Merlin is a very powerful wizard with a pet owl named Archimedes. He befriends and becomes the teacher of a 12-year old orphan named Arthur, who goes by the name of Wart. Merlin is first seen living in a forest cottage, and he believes in the philosophy of "Brain over Brawn." As a wizard, he is very intelligent, has a wide variety of powers, and is considered the most powerful wizard in the world. He has the ability to see into the future, and has the ability to shape-shift. Merlin was animated by Milt Kahl, Frank Thomas, and Ollie Johnston; and voiced by Karl Swenson who was an American theater, radio, film, and television actor.

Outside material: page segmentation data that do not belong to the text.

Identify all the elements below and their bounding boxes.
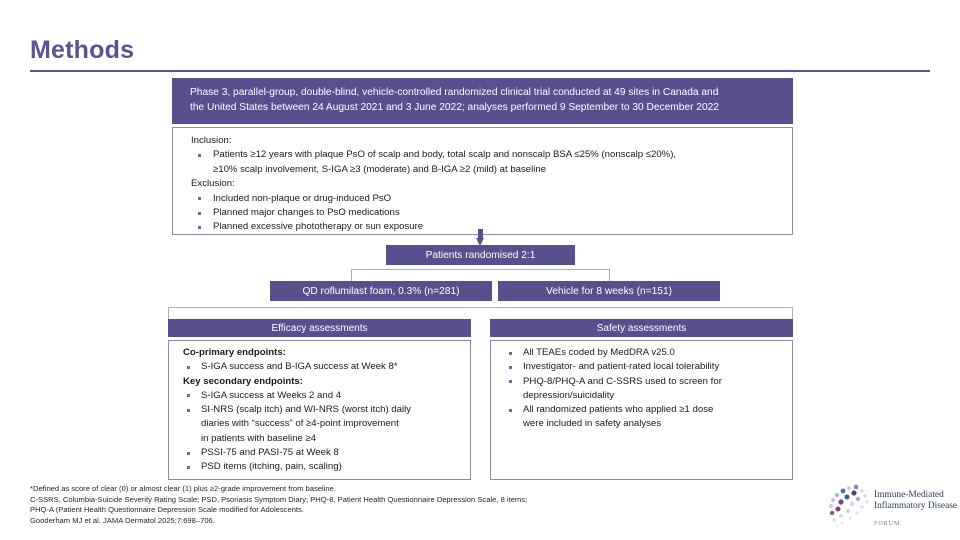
safety-item (501, 403, 784, 417)
bullet-square-icon (509, 409, 512, 412)
exclusion-label: Exclusion: (191, 178, 235, 190)
randomisation-bracket-connector (351, 269, 610, 281)
exclusion-item (191, 220, 782, 234)
logo-text (874, 490, 957, 511)
inclusion-label: Inclusion: (191, 135, 232, 146)
secondary-endpoint-item (183, 460, 462, 474)
inclusion-item-line-1: Patients ≥12 years with plaque PsO of scalp and body, total scalp and nonscalp BSA ≤25% (nonscalp ≤20%), (213, 149, 677, 161)
banner-line-1: Phase 3, parallel-group, double-blind, vehicle-controlled randomized clinical trial conducted at 49 sites in Canada and (190, 87, 719, 98)
secondary-endpoint-item (183, 446, 462, 460)
secondary-endpoint-text: PSSI-75 and PASI-75 at Week 8 (201, 447, 339, 459)
treatment-arm-vehicle-box: Vehicle for 8 weeks (n=151) (498, 281, 720, 301)
footnote-line-3: PHQ-A (Patient Health Questionnaire Depression Scale modified for Adolescents. (30, 505, 304, 515)
coprimary-endpoints-label: Co-primary endpoints: (183, 347, 286, 358)
bullet-square-icon (187, 366, 190, 369)
safety-item-text: All TEAEs coded by MedDRA v25.0 (523, 347, 675, 358)
efficacy-assessments-header: Efficacy assessments (168, 319, 471, 337)
treatment-arm-active-box: QD roflumilast foam, 0.3% (n=281) (270, 281, 492, 301)
coprimary-endpoint-item (183, 360, 462, 374)
safety-item (501, 360, 784, 374)
page-title: Methods (30, 36, 135, 64)
bullet-square-icon (198, 212, 201, 215)
secondary-endpoint-item (183, 403, 462, 417)
secondary-endpoint-text: PSD items (itching, pain, scaling) (201, 461, 342, 473)
bullet-square-icon (187, 466, 190, 469)
secondary-endpoint-text: S-IGA success at Weeks 2 and 4 (201, 389, 342, 401)
secondary-endpoint-text: SI-NRS (scalp itch) and WI-NRS (worst itch) daily (201, 404, 412, 416)
secondary-endpoint-item (183, 389, 462, 403)
safety-item (501, 375, 784, 389)
footnote-line-1: *Defined as score of clear (0) or almost clear (1) plus ≥2-grade improvement from baseline. (30, 484, 336, 493)
title-divider (30, 70, 930, 72)
logo-line-2: Inflammatory Disease (874, 500, 958, 511)
exclusion-item (191, 192, 782, 206)
inclusion-item (191, 148, 782, 162)
exclusion-item-text: Included non-plaque or drug-induced PsO (213, 192, 392, 204)
safety-item-text-cont: were included in safety analyses (523, 418, 662, 430)
logo-subtitle: FORUM (874, 521, 901, 527)
footnote-line-4: Gooderham MJ et al. JAMA Dermatol 2025;7:698–706. (30, 515, 215, 525)
inclusion-item-line-2: ≥10% scalp involvement, S-IGA ≥3 (moderate) and B-IGA ≥2 (mild) at baseline (213, 163, 547, 175)
study-design-banner (172, 78, 793, 124)
eligibility-criteria-box (172, 127, 793, 235)
bullet-square-icon (198, 154, 201, 157)
bullet-square-icon (509, 352, 512, 355)
secondary-endpoints-label: Key secondary endpoints: (183, 375, 303, 387)
safety-item-text: PHQ-8/PHQ-A and C-SSRS used to screen for (523, 375, 722, 387)
bullet-square-icon (509, 366, 512, 369)
safety-assessments-header: Safety assessments (490, 319, 793, 337)
bullet-square-icon (187, 394, 190, 397)
down-arrow-icon (476, 229, 484, 246)
exclusion-item-text: Planned excessive phototherapy or sun exposure (213, 221, 424, 233)
bullet-square-icon (198, 226, 201, 229)
logo-line-1: Immune-Mediated (874, 490, 944, 500)
exclusion-item (191, 206, 782, 220)
bullet-square-icon (198, 197, 201, 200)
secondary-endpoint-text-cont: diaries with “success” of ≥4-point improvement (201, 418, 399, 430)
safety-item-text: Investigator- and patient-rated local tolerability (523, 361, 720, 373)
efficacy-assessments-body (168, 340, 471, 480)
safety-item-text-cont: depression/suicidality (523, 389, 615, 401)
logo-leaf-dots-icon (826, 482, 876, 532)
bullet-square-icon (509, 380, 512, 383)
banner-line-2: the United States between 24 August 2021 and 3 June 2022; analyses performed 9 September to 30 December 2022 (190, 102, 719, 113)
safety-item-text: All randomized patients who applied ≥1 dose (523, 404, 714, 416)
safety-assessments-body (490, 340, 793, 480)
randomisation-box: Patients randomised 2:1 (386, 245, 575, 265)
bullet-square-icon (187, 409, 190, 412)
exclusion-item-text: Planned major changes to PsO medications (213, 207, 400, 219)
secondary-endpoint-text-cont: in patients with baseline ≥4 (201, 432, 317, 444)
organization-logo (826, 482, 958, 532)
footnotes (30, 484, 810, 526)
bullet-square-icon (187, 452, 190, 455)
coprimary-endpoint-text: S-IGA success and B-IGA success at Week 8* (201, 361, 398, 373)
footnote-line-2: C-SSRS, Columbia-Suicide Severity Rating Scale; PSD, Psoriasis Symptom Diary; PHQ-8, Patient Health Questionnaire Depression Scale, 8 items; (30, 494, 528, 504)
safety-item (501, 346, 784, 360)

Madam Mim was the villain in the film and was voiced by Martha Wentworth, a veteran actress with a long radio history dating back to the 1920's. She was the voice of several Disney characters in "101 Dalmatians" including Nanny; and Mim was her final credited role. Madam Mim was animated by two of Disney's greatest animators Milt Kahl (who also designed the character, refining storyboard sketches from animator Bill Peet), and Frank Thomas. Kahl animated her first appearance in the film, her initial interaction with Arthur; while Frank Thomas oversaw her famous "Wizards' Duel" with Merlin.

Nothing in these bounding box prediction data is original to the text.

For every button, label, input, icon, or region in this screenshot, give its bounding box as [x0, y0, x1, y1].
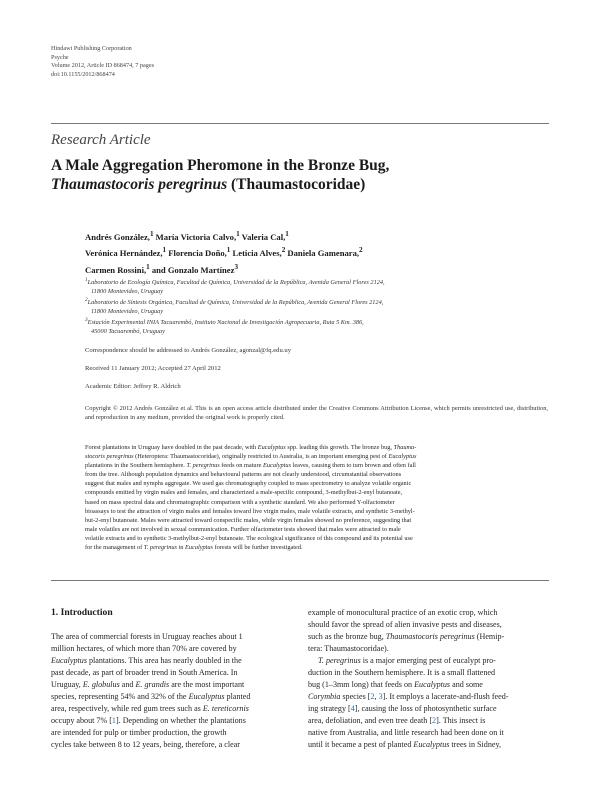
- text-run: past decade, as part of broader trend in South America. In: [51, 668, 238, 677]
- text-run: are intended for pulp or timber production, the growth: [51, 728, 227, 737]
- text-run: area, defoliation, and even tree death [: [308, 716, 433, 725]
- abstract-line: [85, 543, 549, 552]
- text-run: occupy about 7% [: [51, 716, 112, 725]
- abstract-line: [85, 461, 549, 470]
- title-line-1: A Male Aggregation Pheromone in the Bronze Bug,: [51, 157, 390, 174]
- author-affiliation-mark: 3: [234, 262, 239, 271]
- abstract: [85, 443, 549, 552]
- text-run: ], causing the loss of photosynthetic surface: [354, 704, 497, 713]
- body-line: [51, 679, 292, 691]
- affiliation-mark: 2: [85, 297, 88, 304]
- text-run: are the most important: [169, 680, 245, 689]
- author-name: and Gonzalo Martínez: [149, 264, 235, 275]
- author-list: [85, 228, 363, 277]
- italic-text: Thauma-: [393, 444, 417, 451]
- body-line: [308, 715, 549, 727]
- text-run: (Hemip-: [474, 632, 505, 641]
- author-affiliation-mark: 1: [226, 246, 231, 255]
- text-run: ing strategy [: [308, 704, 351, 713]
- affiliation-city: 11800 Montevideo, Uruguay: [91, 308, 164, 316]
- text-run: leaves, causing them to turn brown and often fall: [291, 462, 416, 470]
- affiliation-text: Laboratorio de Síntesis Orgánica, Facultad de Química, Universidad de la República, Avenida General Flores 2124,: [87, 299, 384, 307]
- author-affiliation-mark: 2: [281, 246, 286, 255]
- italic-text: Eucalyptus: [257, 444, 286, 451]
- author-affiliation-mark: 1: [285, 230, 289, 238]
- text-run: area, respectively, while red gum trees such as: [51, 704, 203, 713]
- text-run: ,: [374, 692, 379, 701]
- italic-text: Eucalyptus: [388, 453, 417, 461]
- abstract-line: [85, 488, 549, 497]
- body-line: [51, 739, 292, 751]
- italic-text: Eucalyptus: [414, 680, 451, 689]
- body-line: [308, 667, 549, 679]
- author-name: Valeria Cal,: [239, 231, 286, 242]
- title-line-2: [51, 175, 551, 194]
- affiliations: [85, 276, 385, 336]
- abstract-line: [85, 470, 549, 479]
- copyright-notice: Copyright © 2012 Andrés González et al. This is an open access article distributed under the Creative Commons Attribution License, which permits unrestricted use, distribution, and reproduction in any medium, provided the original work is properly cited.: [85, 405, 548, 421]
- body-line: [51, 667, 292, 679]
- text-run: compounds emitted by virgin males and females, and characterized a male-specific compound, 3-methylbut-2-enyl butanoate,: [85, 489, 403, 497]
- text-run: Uruguay,: [51, 680, 83, 689]
- body-line: [308, 655, 549, 667]
- journal-header: [51, 45, 154, 79]
- text-run: bug (1–3mm long) that feeds on: [308, 680, 415, 689]
- text-run: species, representing 54% and 32% of the: [51, 692, 189, 701]
- text-run: species [: [340, 692, 371, 701]
- text-run: duction in the Southern hemisphere. It is a small flattened: [308, 668, 496, 677]
- citation-link[interactable]: 2: [432, 716, 437, 725]
- text-run: bioassays to test the attraction of virgin males and females toward live virgin males, male volatile extracts, and synthetic 3-methyl-: [85, 507, 415, 515]
- italic-text: stocoris peregrinus: [85, 453, 134, 461]
- body-line: [308, 643, 549, 655]
- author-affiliation-mark: 1: [149, 230, 154, 238]
- author-line: [85, 228, 363, 244]
- body-column-left: [51, 631, 292, 751]
- body-line: [51, 727, 292, 739]
- citation-link[interactable]: 2: [370, 692, 375, 701]
- italic-text: Corymbia: [308, 692, 341, 701]
- text-run: tera: Thaumastocoridae).: [308, 644, 389, 653]
- abstract-line: [85, 534, 549, 543]
- text-run: plantations in the Southern hemisphere.: [85, 462, 187, 470]
- author-name: Daniela Gamenara,: [285, 248, 360, 259]
- section-heading: 1. Introduction: [51, 607, 113, 618]
- author-name: Verónica Hernández,: [85, 248, 163, 259]
- text-run: feeds on mature: [219, 462, 264, 470]
- italic-text: Eucalyptus: [185, 544, 214, 552]
- text-run: ]. It employs a lacerate-and-flush feed-: [382, 692, 509, 701]
- text-run: plantations. This area has nearly doubled in the: [86, 656, 242, 665]
- abstract-line: [85, 452, 549, 461]
- publisher-name: Hindawi Publishing Corporation: [51, 45, 132, 52]
- page-title: [51, 156, 551, 194]
- abstract-line: [85, 516, 549, 525]
- text-run: ]. This insect is: [436, 716, 486, 725]
- body-line: [308, 691, 549, 703]
- body-line: [51, 691, 292, 703]
- correspondence: Correspondence should be addressed to Andrés González, agonzal@fq.edu.uy: [85, 347, 292, 354]
- body-line: [51, 655, 292, 667]
- article-type: Research Article: [51, 132, 151, 148]
- body-line: [308, 679, 549, 691]
- text-run: suggest that males and nymphs aggregate. We used gas chromatography coupled to mass spectrometry to analyze volatile organic: [85, 480, 412, 488]
- species-name: Thaumastocoris peregrinus: [51, 176, 228, 193]
- text-run: ]. Depending on whether the plantations: [115, 716, 246, 725]
- text-run: is a major emerging pest of eucalypt pro-: [360, 656, 496, 665]
- italic-text: T. peregrinus: [143, 544, 177, 552]
- text-run: Forest plantations in Uruguay have doubled in the past decade, with: [85, 444, 258, 451]
- academic-editor: Academic Editor: Jeffrey R. Aldrich: [85, 383, 181, 390]
- italic-text: T. peregrinus: [186, 462, 220, 470]
- body-line: [308, 739, 549, 751]
- abstract-line: [85, 479, 549, 488]
- text-run: forests will be further investigated.: [213, 544, 303, 552]
- family-name: (Thaumastocoridae): [227, 176, 366, 193]
- italic-text: E. globulus: [82, 680, 120, 689]
- body-line: [51, 715, 292, 727]
- body-line: [51, 703, 292, 715]
- text-run: until it became a pest of planted: [308, 740, 414, 749]
- abstract-line: [85, 507, 549, 516]
- italic-text: Eucalyptus: [188, 692, 225, 701]
- affiliation: [85, 296, 385, 316]
- abstract-line: [85, 498, 549, 507]
- citation-link[interactable]: 3: [378, 692, 383, 701]
- abstract-divider: [51, 580, 549, 581]
- author-affiliation-mark: 1: [236, 230, 240, 238]
- author-name: Florencia Doño,: [166, 248, 227, 259]
- header-divider: [51, 123, 549, 124]
- text-run: but-2-enyl butanoate. Males were attracted toward conspecific males, while virgin females showed no preference, suggesting that: [85, 516, 412, 524]
- author-line: [85, 261, 363, 277]
- italic-text: E. grandis: [135, 680, 170, 689]
- body-line: [51, 631, 292, 643]
- text-run: male volatiles are not involved in sexual communication. Further olfactometer tests showed that males were attracted to male: [85, 525, 401, 533]
- citation-link[interactable]: 1: [111, 716, 116, 725]
- affiliation-text: Laboratorio de Ecología Química, Facultad de Química, Universidad de la República, Avenida General Flores 2124,: [87, 279, 385, 287]
- body-line: [51, 643, 292, 655]
- citation-link[interactable]: 4: [350, 704, 355, 713]
- doi: doi:10.1155/2012/868474: [51, 70, 115, 78]
- author-name: María Victoria Calvo,: [153, 231, 237, 242]
- affiliation-city: 11800 Montevideo, Uruguay: [91, 288, 164, 296]
- affiliation-mark: 1: [85, 277, 88, 283]
- body-line: [308, 607, 549, 619]
- text-run: for the management of: [85, 544, 144, 552]
- author-line: [85, 244, 363, 260]
- affiliation-city: 45000 Tacuarembó, Uruguay: [91, 328, 165, 336]
- affiliation: [85, 316, 385, 336]
- italic-text: Eucalyptus: [263, 462, 292, 470]
- text-run: based on mass spectral data and chromatographic comparison with a synthetic standard. We also performed Y-olfactometer: [85, 498, 395, 506]
- text-run: in: [176, 544, 186, 552]
- text-run: such as the bronze bug,: [308, 632, 386, 641]
- text-run: and: [119, 680, 136, 689]
- text-run: example of monocultural practice of an exotic crop, which: [308, 608, 498, 617]
- author-name: Leticia Alves,: [230, 248, 282, 259]
- text-run: native from Australia, and little research had been done on it: [308, 728, 504, 737]
- author-affiliation-mark: 1: [146, 262, 150, 271]
- body-line: [308, 703, 549, 715]
- text-run: from the tree. Although population dynamics and behavioural patterns are not clearly understood, circumstantial observations: [85, 471, 402, 479]
- text-run: (Heteroptera: Thaumastocoridae), originally restricted to Australia, is an important emerging pest of: [133, 453, 389, 461]
- abstract-line: [85, 525, 549, 534]
- italic-text: E. tereticornis: [202, 704, 249, 713]
- author-name: Andrés González,: [85, 231, 150, 242]
- text-run: planted: [224, 692, 251, 701]
- volume-info: Volume 2012, Article ID 868474, 7 pages: [51, 62, 154, 70]
- affiliation: [85, 276, 385, 296]
- italic-text: T. peregrinus: [318, 656, 361, 665]
- body-line: [308, 631, 549, 643]
- text-run: volatile extracts and to synthetic 3-methylbut-2-enyl butanoate. The ecological significance of this compound and its potential use: [85, 534, 413, 542]
- text-run: cycles take between 8 to 12 years, being, therefore, a clear: [51, 740, 240, 749]
- text-run: should favor the spread of alien invasive pests and diseases,: [308, 620, 502, 629]
- author-affiliation-mark: 2: [359, 246, 363, 255]
- text-run: trees in Sidney,: [449, 740, 502, 749]
- italic-text: Eucalyptus: [413, 740, 450, 749]
- abstract-line: [85, 443, 549, 452]
- text-run: spp. leading this growth. The bronze bug,: [285, 444, 394, 451]
- italic-text: Eucalyptus: [51, 656, 87, 665]
- body-line: [308, 727, 549, 739]
- body-line: [308, 619, 549, 631]
- body-column-right: [308, 607, 549, 751]
- affiliation-text: Estación Experimental INIA Tacuarembó, Instituto Nacional de Investigación Agropecuaria, Ruta 5 Km. 386,: [87, 319, 364, 327]
- text-run: and some: [450, 680, 483, 689]
- received-accepted-dates: Received 11 January 2012; Accepted 27 April 2012: [85, 365, 221, 372]
- italic-text: Thaumastocoris peregrinus: [385, 632, 475, 641]
- author-name: Carmen Rossini,: [85, 264, 147, 275]
- text-run: The area of commercial forests in Uruguay reaches about 1: [51, 632, 243, 641]
- text-run: million hectares, of which more than 70% are covered by: [51, 644, 237, 653]
- author-affiliation-mark: 1: [162, 246, 167, 255]
- journal-name: Psyche: [51, 53, 69, 61]
- affiliation-mark: 3: [85, 317, 88, 324]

Although Mim claims to be more powerful than Merlin, during her opening scene she does only minor tricks. When Merlin stops her from attacking Arthur she challenges him to a Wizard's duel which involves mutating into various forms in order to best your opponent. She states that she is "mad for games," and lays out the rules for her duel with Merlin.
MADAM MIM: "Now, rule one, no mineral or vegetable. Only animal. Rule two, no make-believe things like, pink dragons and stuff. Now, rule three, no disappearing."

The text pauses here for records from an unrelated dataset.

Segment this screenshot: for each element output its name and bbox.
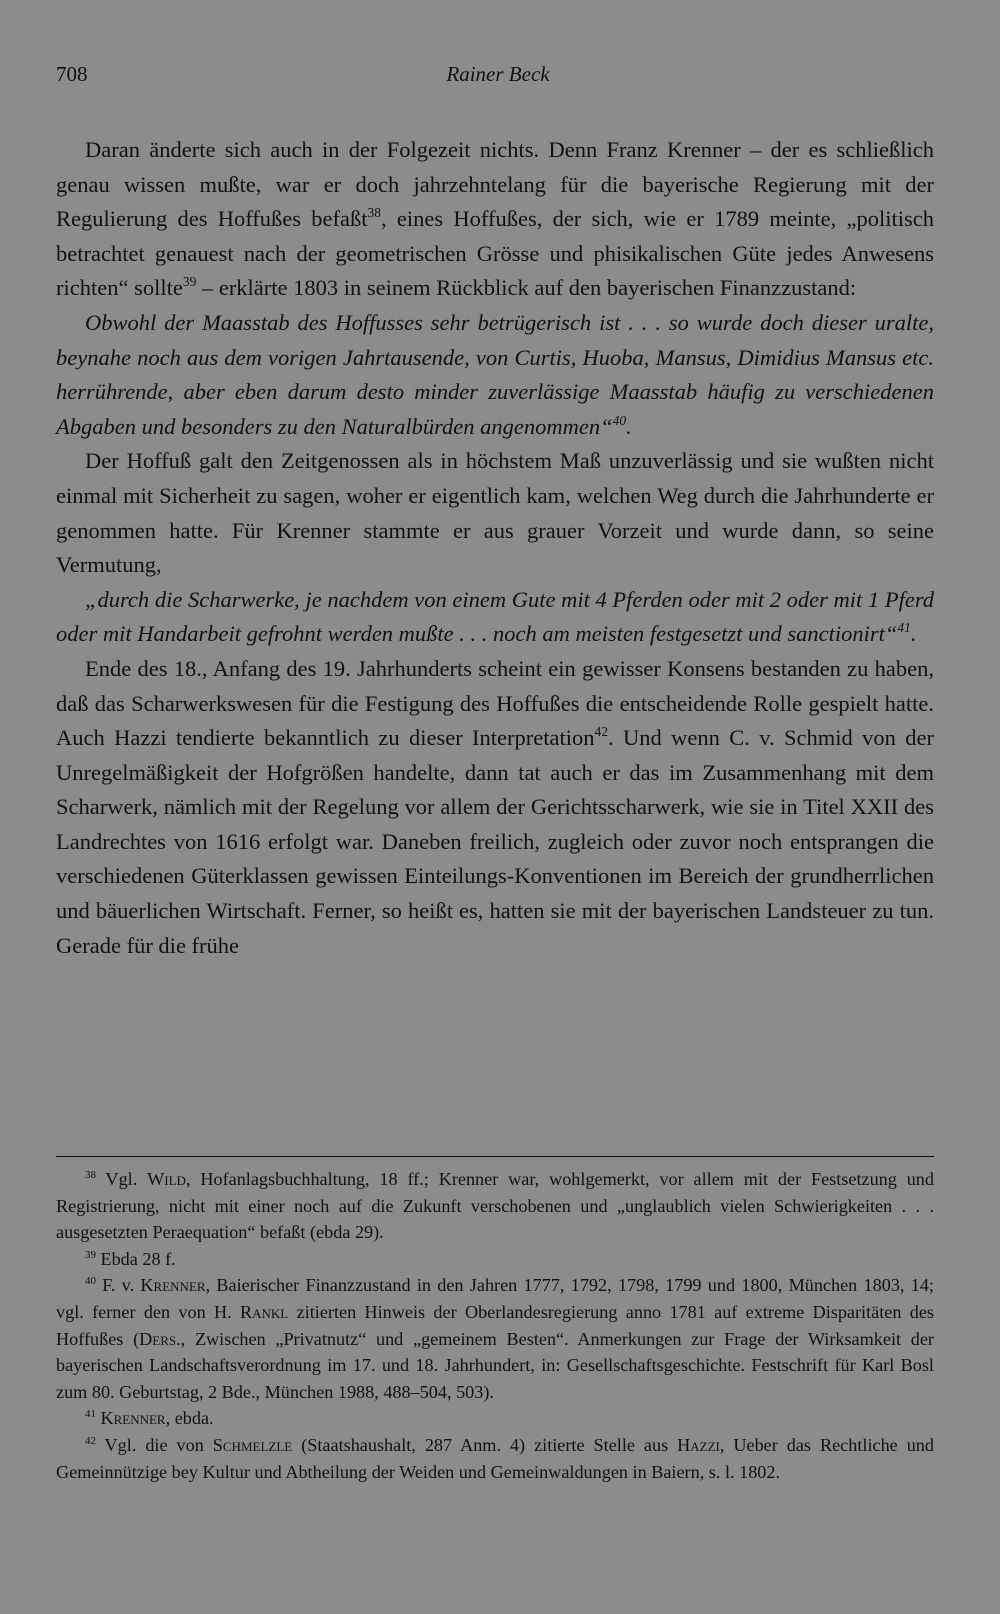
footnote-ref-42: 42 <box>594 724 608 740</box>
footnote-41: $^{41}$ Krenner, ebda. <box>85 1408 214 1429</box>
footnote-separator <box>56 1156 934 1157</box>
running-head: Rainer Beck <box>446 62 550 86</box>
main-text <box>56 133 934 963</box>
paragraph-2: Der Hoffuß galt den Zeitgenossen als in höchstem Maß unzuverlässig und sie wußten nicht einmal mit Sicherheit zu sagen, woher er eigentlich kam, welchen Weg durch die Jahrhunderte er genommen hatte. Für Krenner stammte er aus grauer Vorzeit und wurde dann, so seine Vermutung, <box>56 448 934 578</box>
footnote-42: $^{42}$ Vgl. die von Schmelzle (Staatshaushalt, 287 Anm. 4) zitierte Stelle aus Hazzi, Ueber das Rechtliche und Gemeinnützige bey Kultur und Abtheilung der Weiden und Gemeinwaldungen in Baiern, s. l. 1802. <box>56 1434 934 1482</box>
footnote-ref-38: 38 <box>367 205 382 221</box>
footnote-ref-39: 39 <box>182 274 197 290</box>
footnote-38: $^{38}$ Vgl. Wild, Hofanlagsbuchhaltung, 18 ff.; Krenner war, wohlgemerkt, vor allem mit der Festsetzung und Registrierung, nicht mit einer noch auf die Zukunft verschobenen und „unglaublich vielen Schwierigkeiten . . . ausgesetzten Peraequation“ befaßt (ebda 29). <box>56 1168 934 1243</box>
paragraph-3: Ende des 18., Anfang des 19. Jahrhunderts scheint ein gewisser Konsens bestanden zu haben, daß das Scharwerkswesen für die Festigung des Hoffußes die entscheidende Rolle gespielt hatte. Auch Hazzi tendierte bekanntlich zu dieser Interpretation$^{42}$. Und wenn C. v. Schmid von der Unregelmäßigkeit der Hofgrößen handelte, dann tat auch er das im Zusammenhang mit dem Scharwerk, nämlich mit der Regelung vor allem der Gerichtsscharwerk, wie sie in Titel XXII des Landrechtes von 1616 erfolgt war. Daneben freilich, zugleich oder zuvor noch entsprangen die verschiedenen Güterklassen gewissen Einteilungs-Konventionen im Bereich der grundherrlichen und bäuerlichen Wirtschaft. Ferner, so heißt es, hatten sie mit der bayerischen Landsteuer zu tun. Gerade für die frühe <box>56 655 934 958</box>
footnote-39: $^{39}$ Ebda 28 f. <box>85 1248 176 1269</box>
block-quote-2: „durch die Scharwerke, je nachdem von einem Gute mit 4 Pferden oder mit 2 oder mit 1 Pferd oder mit Handarbeit gefrohnt werden mußte . . . noch am meisten festgesetzt und sanctionirt“$^{41}$. <box>56 586 934 647</box>
page-number: 708 <box>56 62 88 86</box>
block-quote-1: Obwohl der Maasstab des Hoffusses sehr betrügerisch ist . . . so wurde doch dieser uralte, beynahe noch aus dem vorigen Jahrtausende, von Curtis, Huoba, Mansus, Dimidius Mansus etc. herrührende, aber eben darum desto minder zuverlässige Maasstab häufig zu verschiedenen Abgaben und besonders zu den Naturalbürden angenommen“$^{40}$. <box>56 309 934 439</box>
footnote-ref-41: 41 <box>897 620 911 636</box>
footnote-40: $^{40}$ F. v. Krenner, Baierischer Finanzzustand in den Jahren 1777, 1792, 1798, 1799 und 1800, München 1803, 14; vgl. ferner den von H. Rankl zitierten Hinweis der Oberlandesregierung anno 1781 auf extreme Disparitäten des Hoffußes (Ders., Zwischen „Privatnutz“ und „gemeinem Besten“. Anmerkungen zur Frage der Wirksamkeit der bayerischen Landschaftsverordnung im 17. und 18. Jahrhundert, in: Gesellschaftsgeschichte. Festschrift für Karl Bosl zum 80. Geburtstag, 2 Bde., München 1988, 488–504, 503). <box>56 1275 935 1402</box>
paragraph-1: Daran änderte sich auch in der Folgezeit nichts. Denn Franz Krenner – der es schließlich genau wissen mußte, war er doch jahrzehntelang für die bayerische Regierung mit der Regulierung des Hoffußes befaßt$^{38}$, eines Hoffußes, der sich, wie er 1789 meinte, „politisch betrachtet genauest nach der geometrischen Grösse und phisikalischen Güte jedes Anwesens richten“ sollte$^{39}$ – erklärte 1803 in seinem Rückblick auf den bayerischen Finanzzustand: <box>56 137 934 301</box>
page-header <box>56 62 940 92</box>
footnote-ref-40: 40 <box>612 412 627 428</box>
footnotes <box>56 1166 934 1485</box>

MERLIN: "Rule four, no cheating."
MADAM MIM: "All right, all right."
At the very start of the duel, Mim breaks her own rule by disappearing and proves she can not be trusted. During the battle, Mim's incredible shape shifting abilities almost give her the upper hand against Merlin. Merlin transforms himself into various blue forms including: a turtle, rabbit, rooster, elephant, tiger, crab, and a goat. Mim turned herself into: an alligator, fox, hen, elephant, tiger, rattlesnake, and a rhinoceros, all of which were colored pink and finally into an ugly, purple, fire-breathing dragon. She then asks Merlin (knowing that her rule stated no Pink Dragons), "Did I say no purple Dragons?" However, Merlin outsmarts her by transforming into a fictional germ called "Malignalitaloptereosis" that infects her with a chickenpox-like disease complete with red spots and a fever; effectively defeating her and illustrating the importance of knowledge over strength.
This is a two cel setup of Mad Madam Mim in Rattlesnake form and Merlin in Mouse form. The Mim in Rattlesnake form is spectacular as she has her green eyes open and her red forked tongue is sticking out. She is a large image and composed of pink and purple forms. Merlin as a Mouse is also great; he is eyes open, full figure, and holding onto the back of Mim's rattle tipped snake's tail. A rare and wonderful two cel setup from one of the most memorable scenes in the entire film! A great addition to any animation art collection.